Вопреки всем его словам, вопреки всем стараниям, упрямый мальчишка угомоняться не желал.
Категорически, жадно хватаясь клыками за истоки первого настолько серьезного совместного разговора.
— Но что если… — начал было он, да так и закончил, округлив глаза и тихо простонав в чужой требовательный табачный рот, мгновенно опускающийся на раскрывшиеся губы поцелуем и сладко те запечатывающий, покуда влажный умелый язык, насмехаясь, втёк внутрь, соединился с языком вторым и, поддев тот за чувствительный, но неопытный кончик, нырнул в нежную беззащитную низинку, принимаясь ту неторопливо и сводяще с ума вылизывать-щекотать.
Как Рейнхарт умудрялся целоваться и трепаться одновременно — Юа искренне не понимал, однако тот, добившись в обольщающих навыках царствующих высот, так легко и умело делал это, что у юноши не осталось ни пригоршни желаний на излишнее сопротивление, возмущение или что-либо еще, так или иначе мешающее чувствовать и выпивать предложенные подношения.
— Нет никакого «если», малыш… Его попросту нет. Только послушай меня, хорошо…?

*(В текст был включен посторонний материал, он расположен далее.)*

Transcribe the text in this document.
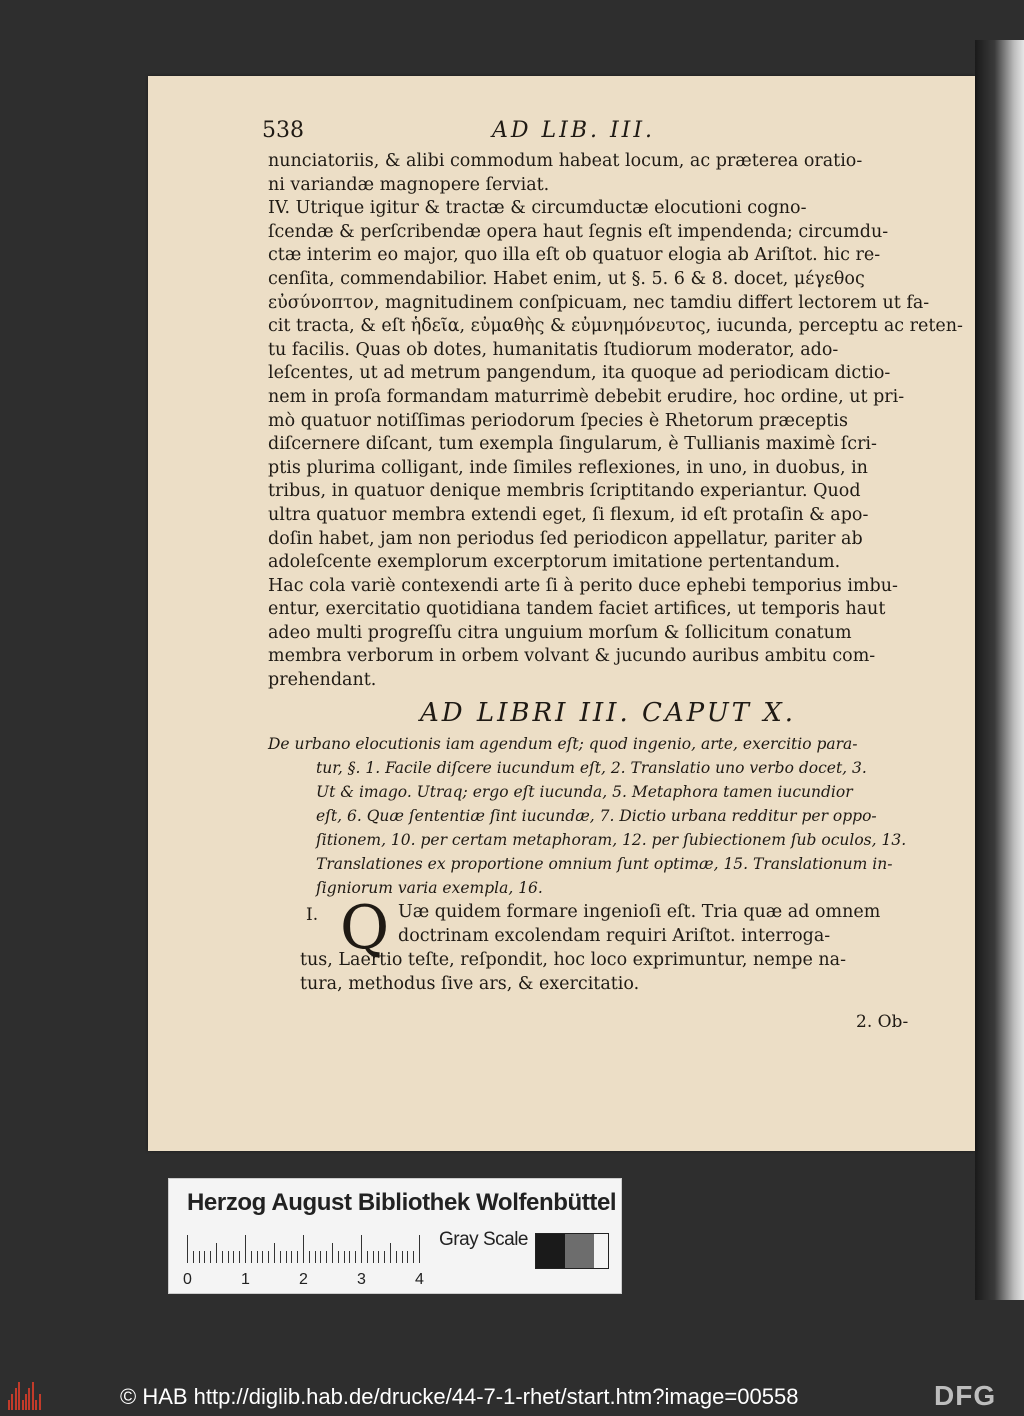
538	AD LIB. III.
nunciatoriis, & alibi commodum habeat locum, ac præterea oratio-
ni variandæ magnopere ſerviat.
IV. Utrique igitur & tractæ & circumductæ elocutioni cogno-
ſcendæ & perſcribendæ opera haut ſegnis eſt impendenda; circumdu-
ctæ interim eo major, quo illa eſt ob quatuor elogia ab Ariſtot. hic re-
cenſita, commendabilior. Habet enim, ut §. 5. 6 & 8. docet, μέγεθος
εὐσύνοπτον, magnitudinem conſpicuam, nec tamdiu differt lectorem ut fa-
cit tracta, & eſt ἡδεῖα, εὐμαθὴς & εὐμνημόνευτος, iucunda, perceptu ac reten-
tu facilis. Quas ob dotes, humanitatis ſtudiorum moderator, ado-
leſcentes, ut ad metrum pangendum, ita quoque ad periodicam dictio-
nem in proſa formandam maturrimè debebit erudire, hoc ordine, ut pri-
mò quatuor notiſſimas periodorum ſpecies è Rhetorum præceptis
diſcernere diſcant, tum exempla ſingularum, è Tullianis maximè ſcri-
ptis plurima colligant, inde ſimiles reflexiones, in uno, in duobus, in
tribus, in quatuor denique membris ſcriptitando experiantur. Quod
ultra quatuor membra extendi eget, ſi flexum, id eſt protaſin & apo-
doſin habet, jam non periodus ſed periodicon appellatur, pariter ab
adoleſcente exemplorum excerptorum imitatione pertentandum.
Hac cola variè contexendi arte ſi à perito duce ephebi temporius imbu-
entur, exercitatio quotidiana tandem faciet artifices, ut temporis haut
adeo multi progreſſu citra unguium morſum & ſollicitum conatum
membra verborum in orbem volvant & jucundo auribus ambitu com-
prehendant.
AD LIBRI III. CAPUT X.
De urbano elocutionis iam agendum eſt; quod ingenio, arte, exercitio para-
tur, §. 1. Facile diſcere iucundum eſt, 2. Translatio uno verbo docet, 3.
Ut & imago. Utraq; ergo eſt iucunda, 5. Metaphora tamen iucundior
eſt, 6. Quæ ſententiæ ſint iucundæ, 7. Dictio urbana redditur per oppo-
ſitionem, 10. per certam metaphoram, 12. per ſubiectionem ſub oculos, 13.
Translationes ex proportione omnium ſunt optimæ, 15. Translationum in-
ſigniorum varia exempla, 16.
I. Q Uæ quidem formare ingenioſi eſt. Tria quæ ad omnem
doctrinam excolendam requiri Ariſtot. interroga-
tus, Laertio teſte, reſpondit, hoc loco exprimuntur, nempe na-
tura, methodus ſive ars, & exercitatio.
2. Ob-
Herzog August Bibliothek Wolfenbüttel
0	1	2	3	4
Gray Scale
© HAB http://diglib.hab.de/drucke/44-7-1-rhet/start.htm?image=00558	DFG
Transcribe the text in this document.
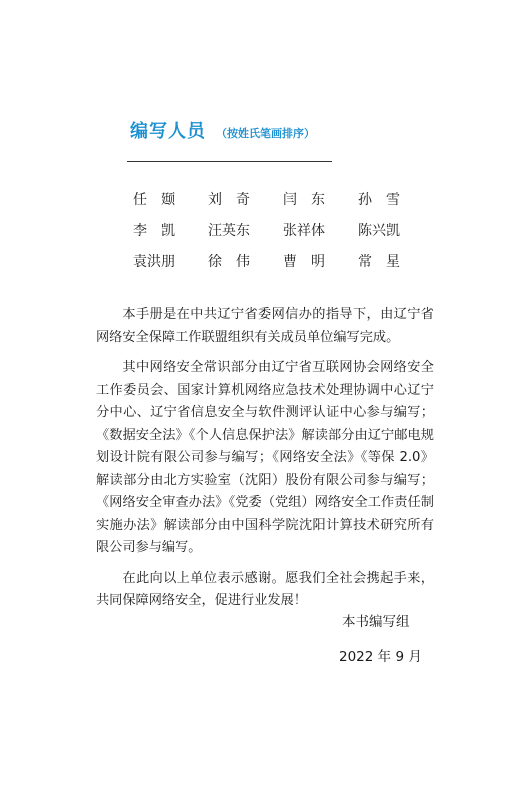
编写人员 （按姓氏笔画排序）
任　颋	刘　奇	闫　东	孙　雪
李　凯	汪英东	张祥体	陈兴凯
袁洪朋	徐　伟	曹　明	常　星

本手册是在中共辽宁省委网信办的指导下，由辽宁省网络安全保障工作联盟组织有关成员单位编写完成。

其中网络安全常识部分由辽宁省互联网协会网络安全工作委员会、国家计算机网络应急技术处理协调中心辽宁分中心、辽宁省信息安全与软件测评认证中心参与编写；《数据安全法》《个人信息保护法》解读部分由辽宁邮电规划设计院有限公司参与编写；《网络安全法》《等保 2.0》解读部分由北方实验室（沈阳）股份有限公司参与编写；《网络安全审查办法》《党委（党组）网络安全工作责任制实施办法》解读部分由中国科学院沈阳计算技术研究所有限公司参与编写。

在此向以上单位表示感谢。愿我们全社会携起手来，共同保障网络安全，促进行业发展！

本书编写组
2022 年 9 月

Руки, протанцевав по гибкой пояснице, потянулись выше, на горло, задевая кончиками-ребрами чувствительные бока. Ощупали воротник верхней одежды и распахнутые на том пуговицы, переместились на плечи, принимаясь легонько, но настойчиво надавливать, чтобы Юа, поняв, чего от него хотят, позволил себя снова отстранить и, будучи оглаженным горячими ласками, поддался под подчиняющее шуршание сползающего с плеч да с тела полупальто, открывающего расстегнутую же шерстяную кофту и застегнутую на все пуговицы рубашку. Пальто свалилось на пол, к ногам мужчины, а пальцы Рейнхарта тут же перебрались на выбеленный выглаженный воротничок, принимаясь торопливо и жадно высвобождать из петель полупрозрачные пластиковые пуговицы.
Дыхание его сбилось моментально, дыхание обернулось дымом голодного подземного ящера с зашкаливающим недостатком молотых философских рубинов в крови да пробившимся сквозь сказочную чешую ковылем, а Юа, запоздало сообразивший, что с ним собираются сделать в чертовой кабинке чертового общественного сортира, куда в любой момент мог кто-нибудь заявиться, вместо должного сопротивления и возмущенного вопля, которым награждал лисье Величество в любой — куда как менее заслуживающей того — ситуации, лишь хрипло и болезненно… простонал, подставляясь под соскучившиеся руки и позволяя тем и дальше себя раздевать.
— Я никогда не хотел иметь детей, мальчик мой… Дети — это лишнее время и лишние нервы, седые волосы, запущенные дни, веревки по рукам и ногам и нулевая сфера доброволия. Я всегда верил, что Создатель дает нам жизнь для того, чтобы мы сумели насладиться той в полной мере. Никто никогда не возлагал на нас обременительной миссии плодиться да размножаться: да, у нас имеется всё сопутствующее, но почему бы ему там и не быть на случай, если кому-то очень сильно захочется? Вот как завести собаку или лошадь, например. Не все же готовы завести собаку или лошадь, и не все этого хотят. Это не Создатель нам поручил столь убогое развлечение, это не он растит армию-колонию для случая уничтожения всей планеты разом, это с людьми что-то испокон веков пошло сильно не так, и всё, что они способны разглядеть в собственном будущем, это бесконечные дети да надорванные задницы, чтобы этих детей тащить. Я не представляю, с чего все мамаши мира возвели этот абсурд за истину, и я уверен, что если даже все женщины разом прекратят рожать, никуда «величественное» человеческое племя не подевается — оно весьма и весьма живуче и, уверен, вполне быстро отыщет способ для того, чтобы продолжить дорожку в печальный коралловый космос подобными себе приматами.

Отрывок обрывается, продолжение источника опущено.